Die Kunstzustände Berlins, speziell auf Malerei hin angesehen, waren in den dreißiger und vierziger Jahren ziemlich kläglich. Cornelius mit seinen großartigen Intentionen, Kaulbach mit seiner reichen Gestaltungskraft, die beide nur vorübergehend hier wirkten, fanden keinen rechten Boden. Der Berliner als Norddeutscher ist seiner Natur nach Realist. Und Gottfried Schadow war ein solcher. Wenngleich er die Akademie nicht mehr aus ihrer Gesunkenheit herausreißen konnte, so übte er doch auf die Bildhauerkunst noch immer eine so bedeutende Wirkung aus, daß die Schule von Berlin die bedeutendste Deutschlands wurde. Christian Rauchs Tätigkeit zeigt das klar. Und auch heute noch steht Reinhold Begas an der Spitze der deutschen Plastik. Der gesunde Realismus in den zeichnenden Künsten, der mit Chodowiecki anhub, kam durch A. Menzel zu weiterer Blüte. Sein Genie ward bei seinem Auftreten nur von wenigen erkannt. Man hielt ihn wohl für einen talentvollen und reichen, aber doch zugleich auch für einen bizarren Künstler. Der ältere Begas, Wach, von Klöber erkannten seine Größe nicht und ahnten noch weniger, daß er berufen sein würde, später gewaltig über ihnen zu thronen, und gerade diese waren es doch, die damals den Ton angaben. Karl Begas hatte bei Gros in Paris eine gute Schule genossen, Wach und Klöber nur eine mäßige in Italien. Vielleicht war von Klöber der begabteste von ihnen, aber durch sein fragmentarisches Können zum Lehrer wenig geeignet.

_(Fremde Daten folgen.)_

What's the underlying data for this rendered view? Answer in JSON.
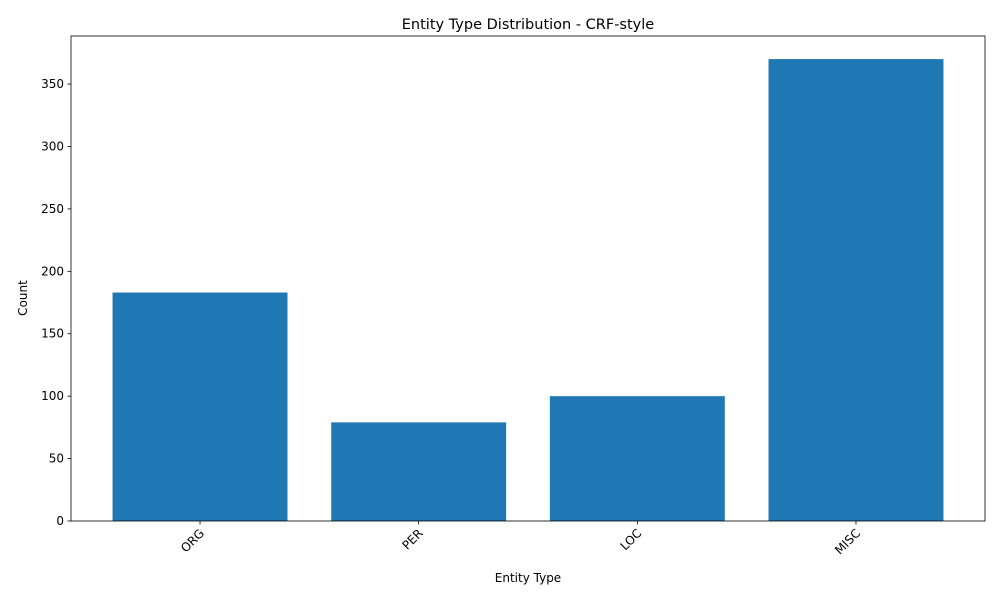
{
  "chart_data": {
    "type": "bar",
    "title": "Entity Type Distribution - CRF-style",
    "xlabel": "Entity Type",
    "ylabel": "Count",
    "categories": [
      "ORG",
      "PER",
      "LOC",
      "MISC"
    ],
    "values": [
      183,
      79,
      100,
      370
    ],
    "ylim": [
      0,
      388.5
    ],
    "yticks": [
      0,
      50,
      100,
      150,
      200,
      250,
      300,
      350
    ],
    "xtick_rotation_deg": 45,
    "grid": false,
    "legend": "none",
    "bar_color": "#1f77b4"
  }
}
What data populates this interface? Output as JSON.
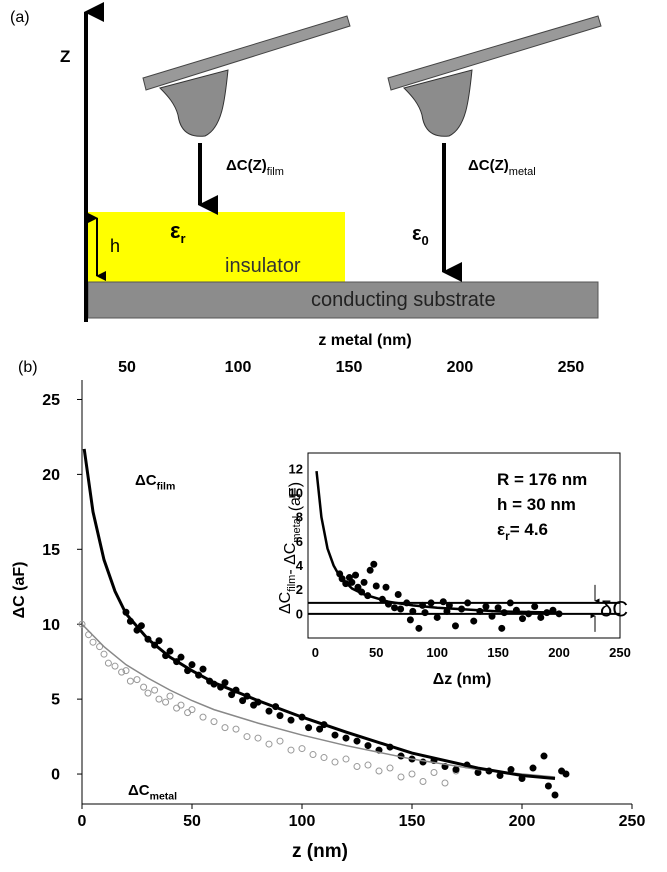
{
  "panel_a": {
    "label": "(a)",
    "z_axis": "Z",
    "film_arrow": {
      "text": "ΔC(Z)",
      "sub": "film"
    },
    "metal_arrow": {
      "text": "ΔC(Z)",
      "sub": "metal"
    },
    "h": "h",
    "eps_r": {
      "text": "ε",
      "sub": "r"
    },
    "insulator": "insulator",
    "eps_0": {
      "text": "ε",
      "sub": "0"
    },
    "substrate": "conducting substrate"
  },
  "panel_b_label": "(b)",
  "chart_data": [
    {
      "type": "scatter",
      "xlabel": "z  (nm)",
      "ylabel": "ΔC  (aF)",
      "x2label": "z metal   (nm)",
      "xlim": [
        0,
        250
      ],
      "xticks": [
        0,
        50,
        100,
        150,
        200,
        250
      ],
      "ylim": [
        -2,
        26.3
      ],
      "yticks": [
        0,
        5,
        10,
        15,
        20,
        25
      ],
      "x2lim": [
        29.7,
        277.5
      ],
      "x2ticks": [
        50,
        100,
        150,
        200,
        250
      ],
      "annotations": [
        {
          "text": "ΔC",
          "sub": "film"
        },
        {
          "text": "ΔC",
          "sub": "metal"
        }
      ],
      "series": [
        {
          "marker": "open",
          "color": "#999999",
          "x": [
            0,
            3,
            5,
            8,
            10,
            12,
            15,
            18,
            20,
            22,
            25,
            28,
            30,
            33,
            35,
            38,
            40,
            43,
            45,
            48,
            50,
            55,
            60,
            65,
            70,
            75,
            80,
            85,
            90,
            95,
            100,
            105,
            110,
            115,
            120,
            125,
            130,
            135,
            140,
            145,
            150,
            155,
            160,
            165,
            170
          ],
          "values": [
            10,
            9.3,
            8.8,
            8.5,
            8,
            7.4,
            7.2,
            6.8,
            6.9,
            6.2,
            6.3,
            5.8,
            5.4,
            5.6,
            5,
            4.8,
            5.2,
            4.4,
            4.6,
            4.1,
            4.3,
            3.8,
            3.5,
            3.1,
            3,
            2.5,
            2.4,
            2,
            2.2,
            1.6,
            1.7,
            1.3,
            1.1,
            0.8,
            1,
            0.5,
            0.6,
            0.2,
            0.4,
            -0.2,
            0,
            -0.5,
            0.1,
            -0.6,
            0.2
          ]
        },
        {
          "marker": "filled",
          "color": "#000000",
          "x": [
            20,
            22,
            25,
            27,
            30,
            33,
            35,
            38,
            40,
            43,
            45,
            48,
            50,
            53,
            55,
            58,
            60,
            63,
            65,
            68,
            70,
            73,
            75,
            78,
            80,
            85,
            88,
            90,
            95,
            100,
            103,
            108,
            110,
            115,
            120,
            125,
            130,
            135,
            140,
            145,
            150,
            155,
            160,
            165,
            170,
            175,
            180,
            185,
            190,
            195,
            200,
            205,
            210,
            212,
            215,
            218,
            220
          ],
          "values": [
            10.8,
            10.2,
            9.6,
            9.9,
            9,
            8.6,
            8.9,
            7.9,
            8.2,
            7.5,
            7.8,
            6.9,
            7.3,
            6.6,
            7,
            6.2,
            6,
            5.8,
            6.1,
            5.3,
            5.6,
            4.9,
            5.2,
            4.6,
            4.8,
            4.2,
            4.5,
            3.9,
            3.6,
            3.8,
            3.1,
            3,
            3.3,
            2.6,
            2.4,
            2.2,
            1.9,
            1.6,
            1.8,
            1.2,
            1,
            0.8,
            0.9,
            0.5,
            0.3,
            0.6,
            0.1,
            0.2,
            -0.1,
            0.3,
            -0.3,
            0.4,
            1.2,
            -0.8,
            -1.4,
            0.2,
            0
          ]
        },
        {
          "marker": "none",
          "line": true,
          "width": 1.5,
          "color": "#888888",
          "x": [
            0,
            10,
            20,
            30,
            40,
            50,
            60,
            80,
            100,
            120,
            150,
            180,
            200,
            215
          ],
          "values": [
            10,
            8.5,
            7.3,
            6.4,
            5.6,
            4.9,
            4.3,
            3.4,
            2.6,
            1.9,
            1,
            0.3,
            0,
            -0.2
          ]
        },
        {
          "marker": "none",
          "line": true,
          "width": 3,
          "color": "#000000",
          "x": [
            1,
            5,
            10,
            15,
            20,
            30,
            40,
            50,
            60,
            80,
            100,
            120,
            150,
            180,
            200,
            215
          ],
          "values": [
            21.7,
            17.5,
            14.3,
            12.2,
            10.7,
            9,
            7.8,
            6.9,
            6.1,
            4.9,
            3.8,
            2.8,
            1.4,
            0.4,
            -0.1,
            -0.3
          ]
        }
      ]
    },
    {
      "type": "scatter",
      "xlabel": "Δz   (nm)",
      "ylabel": [
        {
          "text": "ΔC",
          "sub": "film"
        },
        {
          "text": "- ΔC",
          "sub": "metal"
        },
        {
          "text": " (aF)"
        }
      ],
      "xlim": [
        -6,
        250
      ],
      "xticks": [
        0,
        50,
        100,
        150,
        200,
        250
      ],
      "ylim": [
        -2,
        13.3
      ],
      "yticks": [
        0,
        2,
        4,
        6,
        8,
        10,
        12
      ],
      "annotations": [
        "R = 176 nm",
        "h = 30 nm",
        {
          "text": "ε",
          "sub": "r",
          "tail": "= 4.6"
        }
      ],
      "hlines": [
        0,
        0.9
      ],
      "hline_label": "δC",
      "series": [
        {
          "marker": "filled",
          "color": "#000000",
          "x": [
            20,
            22,
            25,
            28,
            30,
            33,
            35,
            38,
            40,
            43,
            45,
            48,
            50,
            55,
            58,
            60,
            65,
            68,
            70,
            75,
            78,
            80,
            85,
            88,
            90,
            95,
            100,
            105,
            108,
            110,
            115,
            120,
            125,
            130,
            135,
            140,
            145,
            150,
            153,
            155,
            160,
            165,
            170,
            175,
            180,
            185,
            190,
            195,
            200
          ],
          "values": [
            3.3,
            2.9,
            2.5,
            3,
            2.6,
            3.2,
            2.2,
            1.8,
            2.6,
            1.5,
            3.6,
            4.1,
            2.3,
            1.2,
            2.2,
            0.8,
            0.5,
            1.6,
            0.4,
            0.9,
            -0.5,
            0.2,
            -1.2,
            0.7,
            0.1,
            0.9,
            -0.3,
            1,
            0.2,
            0.7,
            -1,
            0.4,
            0.9,
            -0.6,
            0.2,
            0.6,
            -0.2,
            0.5,
            -1.2,
            0.1,
            0.9,
            0.3,
            -0.4,
            0,
            0.6,
            -0.3,
            0.1,
            0.3,
            0
          ]
        },
        {
          "marker": "none",
          "line": true,
          "width": 2.5,
          "color": "#000000",
          "x": [
            1,
            5,
            10,
            15,
            20,
            30,
            40,
            60,
            80,
            100,
            150,
            200
          ],
          "values": [
            11.8,
            8,
            5.4,
            4,
            3.1,
            2.1,
            1.6,
            1,
            0.7,
            0.5,
            0.2,
            0.1
          ]
        }
      ]
    }
  ]
}
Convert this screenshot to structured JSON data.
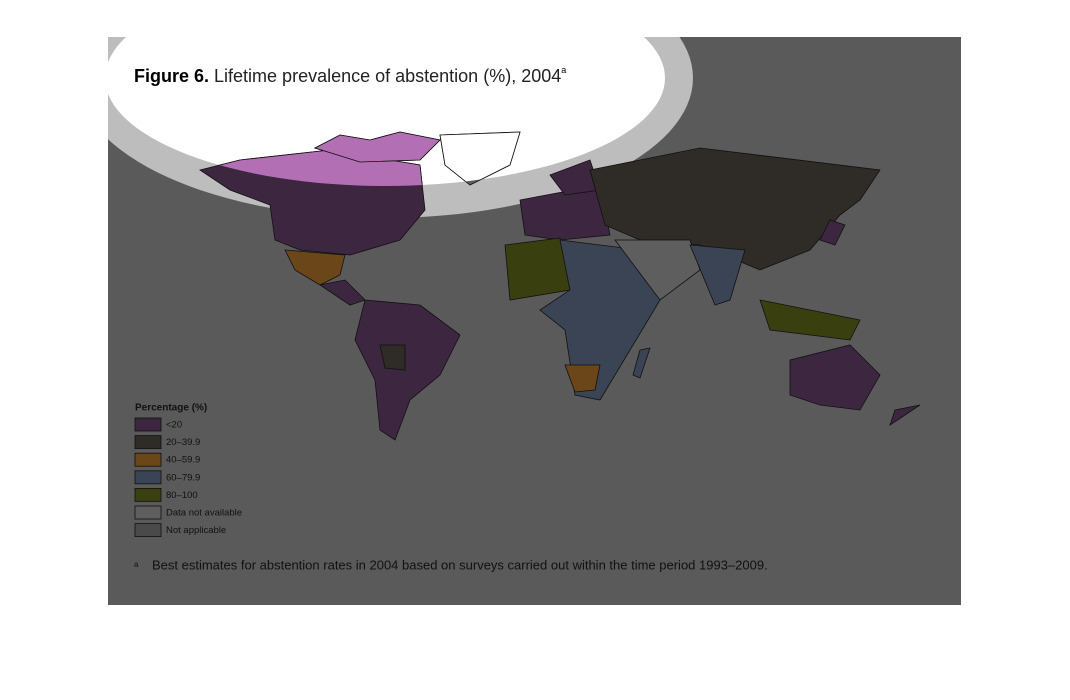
{
  "figure": {
    "label": "Figure 6.",
    "title": "Lifetime prevalence of abstention (%), 2004",
    "title_note": "a"
  },
  "legend": {
    "title": "Percentage (%)",
    "items": [
      {
        "label": "<20",
        "color": "#3d2640",
        "highlight": "#b26fb4"
      },
      {
        "label": "20–39.9",
        "color": "#2f2b26",
        "highlight": "#7a6e5a"
      },
      {
        "label": "40–59.9",
        "color": "#6b4618",
        "highlight": "#c78a3a"
      },
      {
        "label": "60–79.9",
        "color": "#3b4454",
        "highlight": "#7f93b3"
      },
      {
        "label": "80–100",
        "color": "#3a3f10",
        "highlight": "#8c9a2a"
      },
      {
        "label": "Data not available",
        "color": "#5e5e5e",
        "highlight": "#ffffff"
      },
      {
        "label": "Not applicable",
        "color": "#4a4a4a",
        "highlight": "#bbbbbb"
      }
    ]
  },
  "footnote": {
    "marker": "a",
    "text": "Best estimates for abstention rates in 2004 based on surveys carried out within the time period 1993–2009."
  }
}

Der ältere Begas hatte, als ich zu lernen anfangen wollte, sein Schüleratelier aufgegeben, Wach wollte mich nur aufnehmen, wenn ich die Akademie durchgemacht hätte (worin er wohl recht haben mochte), von Klöber aber nahm jeden auf, also auch mich, weil die Ausbildung von Schülern für ihn vorwiegend eine finanzielle Frage war. Da ich sehr fleißig anderthalb Jahre bei ihm arbeitete, so machte ich auch Fortschritte, konnte mir aber selber damit nicht genügen und ging nach Antwerpen, um auf der dortigen Akademie meine Studien fortzusetzen. Dies ›nach Antwerpen gehn‹ war in den vierziger Jahren bei den deutschen Malern Mode geworden, eine Mode, die sich seit Ausstellung der Gallaitschen und de Bièfveschen Bilder in Berlin entwickelt hatte. ›Die Abdankung Karls V.‹ gilt auch heute noch als ein gutes Bild; sonst aber sind die de Bièfve, de Keyser und Wappers (welcher letztere zu meiner Zeit Direktor der Akademie von Antwerpen war) von ihrer Höhe herabgestiegen. Ihre Kunst kam nicht von innen heraus, und alles Gute, was sie besaßen, hatten sie einfach in Paris gelernt. So dauerte denn auch der Ruf der Antwerpener Schule nicht lange. Immerhin war der neunmonatliche Aufenthalt in dem malerischen Antwerpen mit seiner großartigen Kathedrale belehrend und interessant für mich. Ich lernte dort erst die Größe eines Rubens kennen und verstehen.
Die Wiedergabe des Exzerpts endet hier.